York University Assistant Professor Molade Osibodu is the lead author on a paper titled “A Participatory Turn in Mathematics Education Research: Possibilities,” a paper published in the prestigious Journal for Research in Mathematics Education, which calls for greater participation in research involving minoritized communities.
The journal is considered the foremost publication on mathematics education research, making Osibodu’s achievement a notable one with the promise of significant impact. “I feel really grateful to have the paper in this journal and have the ideas that we talked about be discussed with a wide group of readers,” says Osibodu.
The theoretical paper argues mathematics education research rooted in minoritized communities often risk excluding or only superficially accounting for their perspectives and experiences. Furthermore, it is often led by those with dominant social identities (white, male, well-funded) who attempt to comment on realities of inequity as objective observers when they may not be.
Complicating the power dynamic tension between researchers and studied communities is how mathematics education positions minoritized students and families as outcomes of politically motivated reform, which has the potential to cause harmful or dehumanizing mathematical experiences.
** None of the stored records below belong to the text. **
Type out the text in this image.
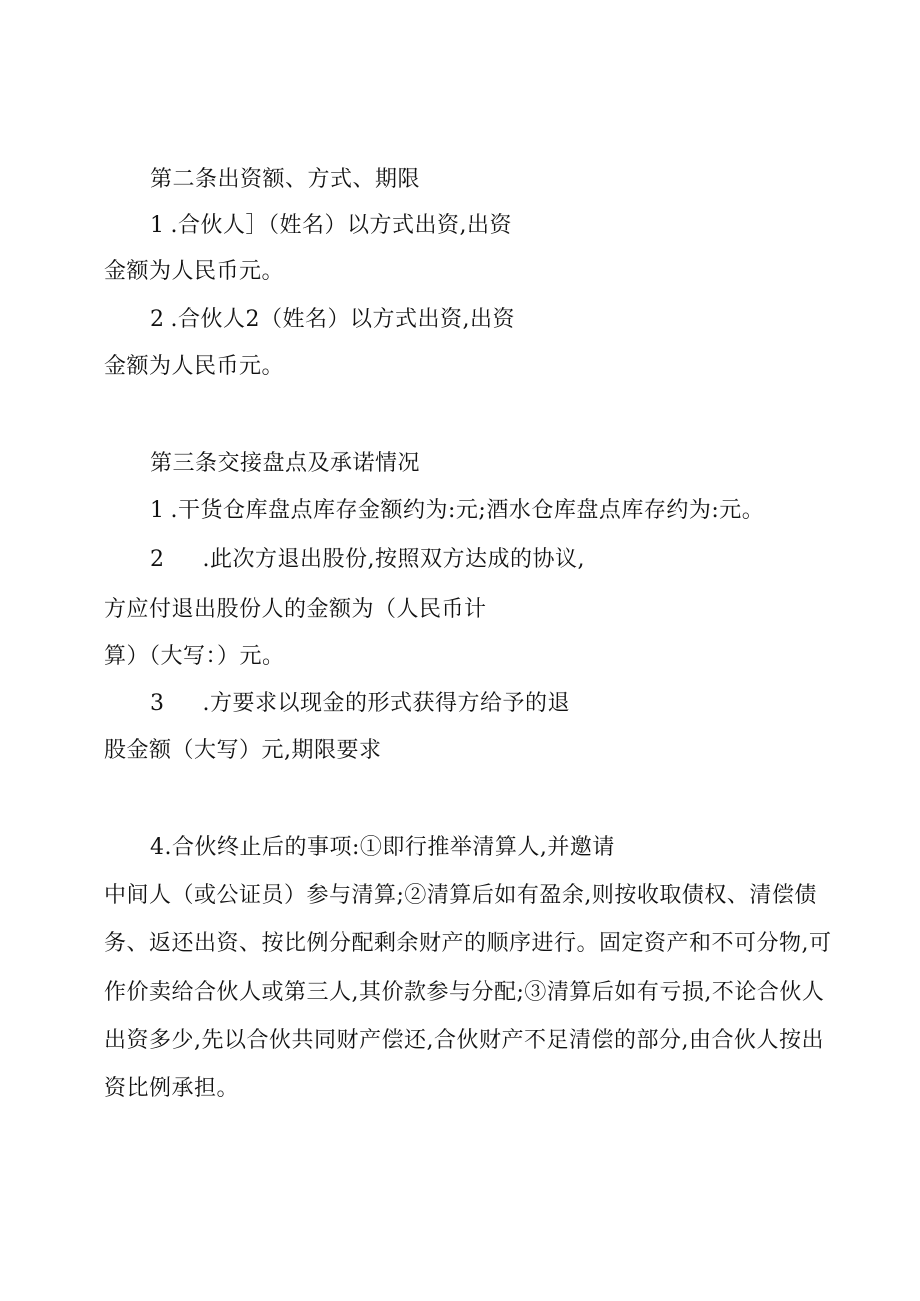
第二条出资额、方式、期限
1 .合伙人］（姓名）以方式出资,出资
金额为人民币元。
2 .合伙人2（姓名）以方式出资,出资
金额为人民币元。
第三条交接盘点及承诺情况
1 .干货仓库盘点库存金额约为:元;酒水仓库盘点库存约为:元。
2 .此次方退出股份,按照双方达成的协议,
方应付退出股份人的金额为（人民币计
算）（大写：）元。
3 .方要求以现金的形式获得方给予的退
股金额（大写）元,期限要求
4.合伙终止后的事项:①即行推举清算人,并邀请
中间人（或公证员）参与清算;②清算后如有盈余,则按收取债权、清偿债
务、返还出资、按比例分配剩余财产的顺序进行。固定资产和不可分物,可
作价卖给合伙人或第三人,其价款参与分配;③清算后如有亏损,不论合伙人
出资多少,先以合伙共同财产偿还,合伙财产不足清偿的部分,由合伙人按出
资比例承担。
“Humans are a part of this work and so you have to include their voices and particularly for those of us who claim to want to do work that is equity focused, that is socially just then we have to recognize that it is paramount to center the voices of those whose experiences we seek to better,” says Osibodu.
“If we really want to have meaningful change in mathematics education, we can't keep doing research the same way. If the goal is to engender positive social change, then we have to also recognize the community members have a lot of knowledge to bring in – especially if you are not part of that community.”
The paper offers several recommendations towards a more participatory research paradigm, which integrates those for whom mathematics education research is most consequential:
- historically marginalized communities should be co-researchers;
- disparate forms of knowing should be re brought into continuous contact with emphasis on conversation around where marginzalition is most felt;
- people, institutions and practices need to be acknowledged as historicized;
- tensions should be embraced as spaces for learning with outside researchers understanding that their participation may unintentionally colonize the research process; and
- practices should be renegotiated toward making social change that outlasts the research project or promote structural changes that shift resources in more equitable ways.
“In however many years of math education research has been going on, youth of colour, and other marginalized groups are still struggling in their experiences,” says Osibodu. What’s called for here is a sentiment she credits to academic Katherine McKittrick, and her book Dear Science and Other Stories. “If you want to get new, different answers, you have to ask different questions. That includes the types of methodologies that you are embracing. You have to try different things,” she says.
The approaches outlined in Osibodu’s paper highlights a promising route. “I hope that more math education researchers consider doing work this way.”